Her victory in Honolulu helped catapult her to the top of the sport. In a career cut short by injury, Dillon held records in the 5-mile, 10K, 15K, 10-mile, 20K and marathon distances. She was the first American woman to finish a marathon in under 2:30.
It had been a curious road to elite status for Dillon, who started running in her 20s as a way to lose weight. She ran, and won, her first marathon when she smoked two packs a day.
The end of her career also began in Hawai'i. In 1981, she fractured her tailbone in a bodyboarding accident at Sandy Beach. That began a string of injuries that eventually ended her career.
The years that followed brought a battle with bulimia ("I had first heard about it in 1980 in a Dear Abby column and I thought, 'Wow, this is me," she said) and a four-month period when she was homeless.
"I had left my husband and (money for my job) had dried up," she said. "I lived in the trunk of a car for four months, but it was a blessing. It gave me time to think, and I was in the best shape of my life. I never lost my enthusiasm or joy for running."

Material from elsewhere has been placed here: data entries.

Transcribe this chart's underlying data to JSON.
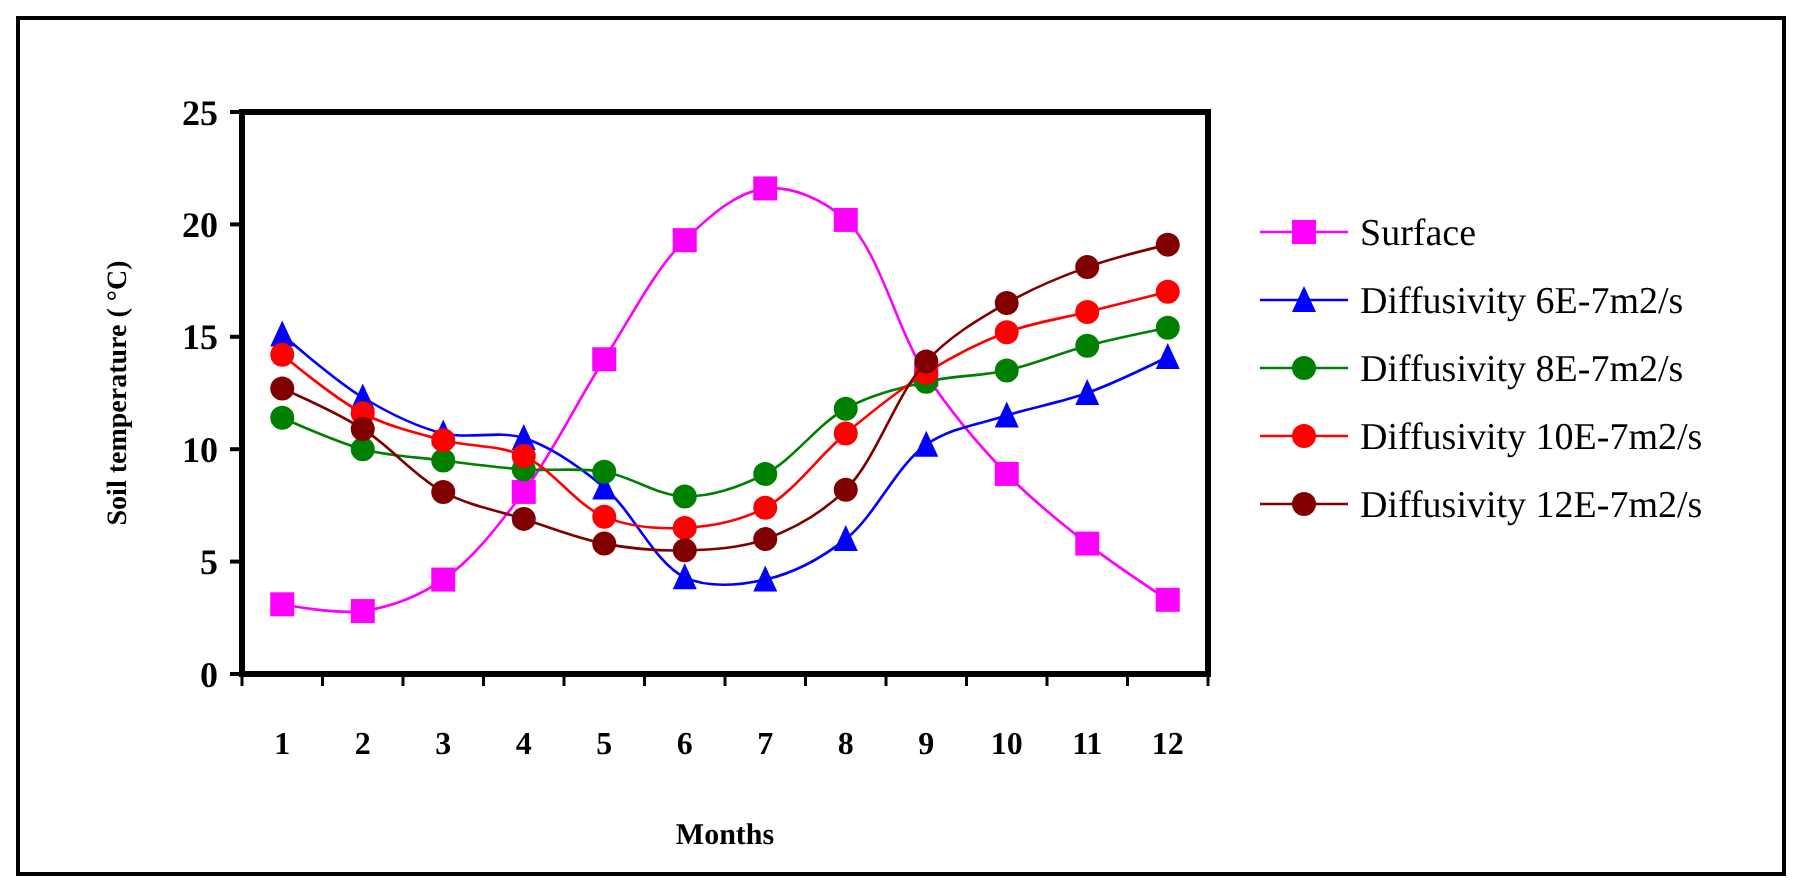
{
  "chart_data": {
    "type": "line",
    "xlabel": "Months",
    "ylabel": "Soil temperature ( °C)",
    "x": [
      1,
      2,
      3,
      4,
      5,
      6,
      7,
      8,
      9,
      10,
      11,
      12
    ],
    "xlim": [
      0.5,
      12.5
    ],
    "xticks": [
      {
        "value": 0.5,
        "label": null
      },
      1,
      {
        "value": 1.5,
        "label": null
      },
      2,
      {
        "value": 2.5,
        "label": null
      },
      3,
      {
        "value": 3.5,
        "label": null
      },
      4,
      {
        "value": 4.5,
        "label": null
      },
      5,
      {
        "value": 5.5,
        "label": null
      },
      6,
      {
        "value": 6.5,
        "label": null
      },
      7,
      {
        "value": 7.5,
        "label": null
      },
      8,
      {
        "value": 8.5,
        "label": null
      },
      9,
      {
        "value": 9.5,
        "label": null
      },
      10,
      {
        "value": 10.5,
        "label": null
      },
      11,
      {
        "value": 11.5,
        "label": null
      },
      12,
      {
        "value": 12.5,
        "label": null
      }
    ],
    "series": [
      {
        "name": "Surface",
        "color": "#ff00ff",
        "marker": "square",
        "values": [
          3.1,
          2.8,
          4.2,
          8.1,
          14.0,
          19.3,
          21.6,
          20.2,
          13.3,
          8.9,
          5.8,
          3.3
        ]
      },
      {
        "name": "Diffusivity 6E-7m2/s",
        "color": "#0000ff",
        "marker": "triangle",
        "values": [
          15.1,
          12.3,
          10.7,
          10.5,
          8.3,
          4.3,
          4.2,
          6.0,
          10.2,
          11.5,
          12.5,
          14.1
        ]
      },
      {
        "name": "Diffusivity 8E-7m2/s",
        "color": "#008000",
        "marker": "circle",
        "values": [
          11.4,
          10.0,
          9.5,
          9.1,
          9.0,
          7.9,
          8.9,
          11.8,
          13.0,
          13.5,
          14.6,
          15.4
        ]
      },
      {
        "name": "Diffusivity 10E-7m2/s",
        "color": "#ff0000",
        "marker": "circle",
        "values": [
          14.2,
          11.6,
          10.4,
          9.7,
          7.0,
          6.5,
          7.4,
          10.7,
          13.4,
          15.2,
          16.1,
          17.0
        ]
      },
      {
        "name": "Diffusivity 12E-7m2/s",
        "color": "#800000",
        "marker": "circle",
        "values": [
          12.7,
          10.9,
          8.1,
          6.9,
          5.8,
          5.5,
          6.0,
          8.2,
          13.9,
          16.5,
          18.1,
          19.1
        ]
      }
    ],
    "ylim": [
      0,
      25
    ],
    "yticks": [
      0,
      5,
      10,
      15,
      20,
      25
    ],
    "legend": "right",
    "grid": false
  }
}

Dillon emerged from those ordeals to find a better, happier life. She was about to leave her native Boston for Colorado when, stopping to say goodbye to friends, she ran into Dan Dillon, a formidable distance runner and longtime friend.
"He gave me this unbelievable hug," Patti Dillon recalled. "I asked him how his wife was, and he said he had gotten divorced. That was on Tuesday. We got married on Saturday."
Ten years, six states and two kids later, Pattie Dillon said she's still running and still counting her blessings.
"I ran with Dan and the kids from (Kapi'olani Park) to Diamond Head early this morning," she said. "It's one thing to tell about being here in Hawai'i. It's another to be able to show them. This was the race that started everything for me."